The Harvard Business Review has an old story that refers to time management like a "monkey on your back." The story was first shared in 1974 and has resonated with a lot of business people over the years. Think of a delegated project as a pet monkey. When you assign the project, you give the care and feeding of that "monkey" to someone else. For a while it feels good. And then the employee has an issue with the monkey and when they see you in the barn, they ask about the issue and you might have a solution which actually requires you to handle the next step of the project. You just got the monkey again, and it's riding around on your back.

This is about inspiring your people to think through issues, and working on your own discipline, so that you don't keep taking the monkey back. Employees try to hand off monkeys when they lack the desire or ability to handle them.

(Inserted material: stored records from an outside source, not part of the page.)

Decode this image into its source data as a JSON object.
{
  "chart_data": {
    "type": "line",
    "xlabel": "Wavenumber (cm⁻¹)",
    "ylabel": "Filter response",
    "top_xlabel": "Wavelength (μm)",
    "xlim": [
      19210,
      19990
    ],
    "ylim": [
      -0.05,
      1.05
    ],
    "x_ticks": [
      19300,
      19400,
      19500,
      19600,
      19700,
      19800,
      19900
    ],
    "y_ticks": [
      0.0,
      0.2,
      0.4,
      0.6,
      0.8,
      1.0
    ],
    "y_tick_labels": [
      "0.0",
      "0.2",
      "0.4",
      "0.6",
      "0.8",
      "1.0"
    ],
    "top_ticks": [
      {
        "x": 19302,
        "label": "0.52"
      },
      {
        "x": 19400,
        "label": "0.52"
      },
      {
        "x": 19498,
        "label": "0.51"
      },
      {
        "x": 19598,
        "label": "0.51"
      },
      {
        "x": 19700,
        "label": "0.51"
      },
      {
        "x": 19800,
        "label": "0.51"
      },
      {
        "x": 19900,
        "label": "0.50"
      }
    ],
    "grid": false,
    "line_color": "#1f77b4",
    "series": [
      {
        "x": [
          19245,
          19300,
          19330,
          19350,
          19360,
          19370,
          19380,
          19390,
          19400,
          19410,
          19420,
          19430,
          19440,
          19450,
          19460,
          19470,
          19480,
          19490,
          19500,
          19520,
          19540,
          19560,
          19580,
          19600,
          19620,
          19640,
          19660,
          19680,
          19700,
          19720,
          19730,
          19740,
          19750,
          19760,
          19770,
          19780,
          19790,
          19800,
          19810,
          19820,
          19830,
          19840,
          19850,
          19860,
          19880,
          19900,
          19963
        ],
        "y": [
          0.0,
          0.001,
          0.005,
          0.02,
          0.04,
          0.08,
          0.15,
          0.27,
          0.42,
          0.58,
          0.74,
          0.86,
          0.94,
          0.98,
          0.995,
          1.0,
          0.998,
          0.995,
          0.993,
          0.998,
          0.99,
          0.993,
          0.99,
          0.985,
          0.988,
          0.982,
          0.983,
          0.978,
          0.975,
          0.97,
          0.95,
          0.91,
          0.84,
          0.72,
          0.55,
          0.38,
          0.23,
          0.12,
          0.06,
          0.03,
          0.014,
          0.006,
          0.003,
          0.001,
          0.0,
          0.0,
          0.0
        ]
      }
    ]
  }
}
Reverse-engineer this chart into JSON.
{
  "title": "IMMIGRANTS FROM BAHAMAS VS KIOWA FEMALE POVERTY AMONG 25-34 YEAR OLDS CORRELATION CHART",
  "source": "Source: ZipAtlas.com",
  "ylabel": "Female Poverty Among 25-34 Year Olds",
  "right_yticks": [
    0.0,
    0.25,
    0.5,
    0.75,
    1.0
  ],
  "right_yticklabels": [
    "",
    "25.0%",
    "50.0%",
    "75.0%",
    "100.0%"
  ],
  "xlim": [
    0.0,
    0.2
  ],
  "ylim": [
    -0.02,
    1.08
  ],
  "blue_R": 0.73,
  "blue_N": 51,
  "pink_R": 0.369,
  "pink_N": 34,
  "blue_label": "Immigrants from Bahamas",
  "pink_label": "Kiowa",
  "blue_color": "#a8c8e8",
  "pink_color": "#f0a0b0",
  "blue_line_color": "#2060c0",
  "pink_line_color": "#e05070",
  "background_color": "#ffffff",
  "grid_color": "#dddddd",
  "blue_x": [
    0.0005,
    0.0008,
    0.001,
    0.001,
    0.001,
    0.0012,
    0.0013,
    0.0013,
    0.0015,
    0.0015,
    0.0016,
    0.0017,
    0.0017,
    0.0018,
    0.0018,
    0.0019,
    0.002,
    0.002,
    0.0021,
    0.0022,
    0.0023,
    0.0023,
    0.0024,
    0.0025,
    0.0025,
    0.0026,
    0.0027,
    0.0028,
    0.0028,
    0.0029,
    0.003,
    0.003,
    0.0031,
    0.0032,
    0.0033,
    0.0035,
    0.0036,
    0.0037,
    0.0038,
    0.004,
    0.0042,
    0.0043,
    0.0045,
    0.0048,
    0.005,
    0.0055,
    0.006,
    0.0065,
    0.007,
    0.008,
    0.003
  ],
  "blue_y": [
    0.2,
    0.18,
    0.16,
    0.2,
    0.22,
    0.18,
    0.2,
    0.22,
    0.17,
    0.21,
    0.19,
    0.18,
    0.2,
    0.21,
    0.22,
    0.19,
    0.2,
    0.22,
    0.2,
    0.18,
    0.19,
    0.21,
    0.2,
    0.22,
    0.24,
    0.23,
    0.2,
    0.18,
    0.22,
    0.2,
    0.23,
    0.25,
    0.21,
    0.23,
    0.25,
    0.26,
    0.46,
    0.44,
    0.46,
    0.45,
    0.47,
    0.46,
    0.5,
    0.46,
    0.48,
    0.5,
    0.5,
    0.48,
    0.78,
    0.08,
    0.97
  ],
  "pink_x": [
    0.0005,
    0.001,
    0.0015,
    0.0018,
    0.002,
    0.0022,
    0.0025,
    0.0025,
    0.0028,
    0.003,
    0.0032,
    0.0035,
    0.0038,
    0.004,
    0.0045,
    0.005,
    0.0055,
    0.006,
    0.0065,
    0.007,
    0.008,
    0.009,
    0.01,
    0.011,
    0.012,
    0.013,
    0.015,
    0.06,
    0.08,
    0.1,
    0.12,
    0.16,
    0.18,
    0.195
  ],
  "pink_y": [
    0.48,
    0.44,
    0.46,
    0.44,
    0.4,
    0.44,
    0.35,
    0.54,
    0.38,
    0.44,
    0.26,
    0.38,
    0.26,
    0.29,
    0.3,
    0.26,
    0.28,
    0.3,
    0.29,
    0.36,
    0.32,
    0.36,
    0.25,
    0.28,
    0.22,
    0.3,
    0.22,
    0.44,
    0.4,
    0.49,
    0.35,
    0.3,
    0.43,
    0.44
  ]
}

If it's one little monkey, it might not seem like a big deal, but the article takes that out to multiple employees who might each have a number of projects (monkeys). In the course of the day you're trying to get your own work done, and your office is filling up with other people's monkeys. Because you keep offering this help, you soon have most of the monkeys and while your employees are waiting at your door while you make the next decision, take the next step, feed their monkey. You've become the bottleneck. In a way, they have become the boss. They are waiting for you to finish feeding their monkeys. It gets tricky like that.

The solution that's shared is to sit down with the employee for a frank discussion about the next step, and how that work belongs to the employee. You need to transfer the initiative back to the employee. A big part of the situation is awareness. Certainly a new employee is going to need more assistance with their monkey. Good documented processes on the farm can help in training new people. But once you notice who is feeding all of the monkeys on your farm, it's up to you to do something about it.